Pasó un tiempo escondido en un nicho del apodyterium,hasta que estuvo seguro de que no escuchaba nada proveniente del exterior. La incertidumbre de si sus compañeros habían sido capturados,  le dio el valor para moverse, debía asegurarse de que sus sirvientes estaban bien antes de emprender la huida. Cuando se disponía a salir de su escondite, Retógenes escucha unas pisadas que se acercan, contiene la respiración y vuelve a ocultarse poco a poco, muy despacio, temeroso de que algún ruido lo delatara.

— Esperad aquí hasta que termine, mientras esté en el aseo, que no pase nadie bajo ningún concepto. El tono de voz de  la orden, denotaba autoridad, era evidente que era alguien importante que no estaba acostumbrado a que le contradijeran.  
¡Chac, chac, chac!. El ruido de las pisadas al golpear el suelo de madera, se escuchaba cada vez más fuerte, estaban muy cerca de su escondite. El corazón de Retógenes se dispara,late desbocado, como el de  un potro salvaje, haciendo uso de todo su autocontrol,se fue serenando poco a poco,si quería salir con vida, debía tener la mente lo más fría posible. 

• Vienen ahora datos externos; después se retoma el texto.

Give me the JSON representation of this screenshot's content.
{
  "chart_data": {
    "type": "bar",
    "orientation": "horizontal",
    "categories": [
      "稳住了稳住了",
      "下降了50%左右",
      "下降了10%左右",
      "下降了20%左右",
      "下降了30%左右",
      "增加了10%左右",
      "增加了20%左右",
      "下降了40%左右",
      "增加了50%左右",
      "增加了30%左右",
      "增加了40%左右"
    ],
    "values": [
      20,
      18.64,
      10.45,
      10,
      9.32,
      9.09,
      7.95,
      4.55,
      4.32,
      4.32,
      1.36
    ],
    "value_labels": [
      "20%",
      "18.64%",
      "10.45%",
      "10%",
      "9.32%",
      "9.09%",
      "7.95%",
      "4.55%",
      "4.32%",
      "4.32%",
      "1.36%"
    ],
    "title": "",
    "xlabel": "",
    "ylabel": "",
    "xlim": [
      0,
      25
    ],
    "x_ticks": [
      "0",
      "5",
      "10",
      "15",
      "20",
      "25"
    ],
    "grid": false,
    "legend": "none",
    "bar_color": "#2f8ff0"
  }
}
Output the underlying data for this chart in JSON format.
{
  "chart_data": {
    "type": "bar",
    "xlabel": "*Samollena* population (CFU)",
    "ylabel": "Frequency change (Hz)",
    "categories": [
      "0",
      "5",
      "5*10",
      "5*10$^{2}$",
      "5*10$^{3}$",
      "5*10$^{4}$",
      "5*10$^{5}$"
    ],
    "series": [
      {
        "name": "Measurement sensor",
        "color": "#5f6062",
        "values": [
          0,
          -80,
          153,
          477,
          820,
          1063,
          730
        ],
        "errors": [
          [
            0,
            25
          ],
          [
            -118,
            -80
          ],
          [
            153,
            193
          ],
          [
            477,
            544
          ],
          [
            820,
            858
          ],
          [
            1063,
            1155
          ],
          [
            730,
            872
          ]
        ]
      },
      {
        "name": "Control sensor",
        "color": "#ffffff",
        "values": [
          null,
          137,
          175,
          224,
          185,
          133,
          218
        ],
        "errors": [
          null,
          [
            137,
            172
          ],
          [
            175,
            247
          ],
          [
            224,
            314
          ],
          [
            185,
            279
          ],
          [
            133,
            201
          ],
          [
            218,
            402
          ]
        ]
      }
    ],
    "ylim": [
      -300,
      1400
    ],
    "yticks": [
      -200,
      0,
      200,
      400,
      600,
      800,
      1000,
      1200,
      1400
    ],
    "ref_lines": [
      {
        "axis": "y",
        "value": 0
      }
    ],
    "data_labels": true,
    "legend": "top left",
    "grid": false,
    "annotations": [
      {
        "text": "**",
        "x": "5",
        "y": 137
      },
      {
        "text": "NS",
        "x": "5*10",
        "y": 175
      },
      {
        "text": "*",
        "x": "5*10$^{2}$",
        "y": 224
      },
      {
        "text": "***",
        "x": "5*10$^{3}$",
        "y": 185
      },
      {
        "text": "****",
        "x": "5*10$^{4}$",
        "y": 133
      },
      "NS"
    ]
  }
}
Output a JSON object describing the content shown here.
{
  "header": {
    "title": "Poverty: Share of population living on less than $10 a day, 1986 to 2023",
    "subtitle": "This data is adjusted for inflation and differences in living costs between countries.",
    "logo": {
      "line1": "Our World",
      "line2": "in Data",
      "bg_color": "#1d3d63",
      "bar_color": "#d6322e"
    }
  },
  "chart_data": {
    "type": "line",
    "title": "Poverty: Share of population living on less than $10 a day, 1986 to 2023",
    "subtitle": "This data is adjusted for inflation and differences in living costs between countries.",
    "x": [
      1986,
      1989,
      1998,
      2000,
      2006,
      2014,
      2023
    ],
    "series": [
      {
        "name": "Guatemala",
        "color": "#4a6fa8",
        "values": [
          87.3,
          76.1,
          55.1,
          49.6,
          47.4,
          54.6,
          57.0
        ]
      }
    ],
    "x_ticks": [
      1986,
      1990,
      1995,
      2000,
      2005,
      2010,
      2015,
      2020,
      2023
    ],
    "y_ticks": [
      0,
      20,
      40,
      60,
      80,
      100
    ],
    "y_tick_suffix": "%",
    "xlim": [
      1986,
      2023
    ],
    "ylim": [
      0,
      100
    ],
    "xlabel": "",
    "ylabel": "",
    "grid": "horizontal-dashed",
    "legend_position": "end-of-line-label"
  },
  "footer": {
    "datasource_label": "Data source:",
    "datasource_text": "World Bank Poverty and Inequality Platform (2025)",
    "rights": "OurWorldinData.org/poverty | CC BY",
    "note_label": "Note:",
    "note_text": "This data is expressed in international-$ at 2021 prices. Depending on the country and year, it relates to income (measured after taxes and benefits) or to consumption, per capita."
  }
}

Retógenes va asomando poco a poco la cabeza de su escondite, lo que su ojo le muestra es poco halagüeño, en la estancia había un  oficial romano que estaba siendo asistido por dos sirvientes, además la entrada era custodiada por dos guardaespaldas 
— Enviar un mensaje al jefe de la guardia, recalcarle que no vuelva al campamento, hasta que haya atrapado a los hombres que saltaron el muro. 
— Lo que el cónsul ordene. Fue la escueta respuesta de uno de los sirvientes.
Las caprichosas  ramas del destinole estaban dando la oportunidad de acabar con el líder de los romanos, si  lo mataba, daría un duro golpe al imperio, era muy probable que levantaran el sitio a Numancia o por lo menos, les daría tiempo a preparar mejor las defensas
Publio Cornelio Escipión Emiliano cónsul romano y general de los ejércitos en hispania, se levanta para dirigirse a los baños, sin ser consiente que un celtibero, Retógenes el Caraunio, el más valiente entre los suyos, le aguardaba escondido entre las sombras daga en mano, preparado para cortarle el cuello. 
Cuando el romano pasa por el escondite del hispano, se detiene el tiempo, Retógenes es consiente de todo lo que le rodea, es capaz de escuchar hasta el latido de su víctima, estaba a punto de salvar a su pueblo del tirano que intenta someterlos, pero antes de dar la funesta puñalada dudó, quizás fuera un mensaje de su subconsciente por instinto de supervivencia o tal vez tuviera un segundo de lucidez.El caso es que dejó que su víctima, el hombre más poderoso de Roma siguiera su camino,ignorante de que la muerte había estado rondándole.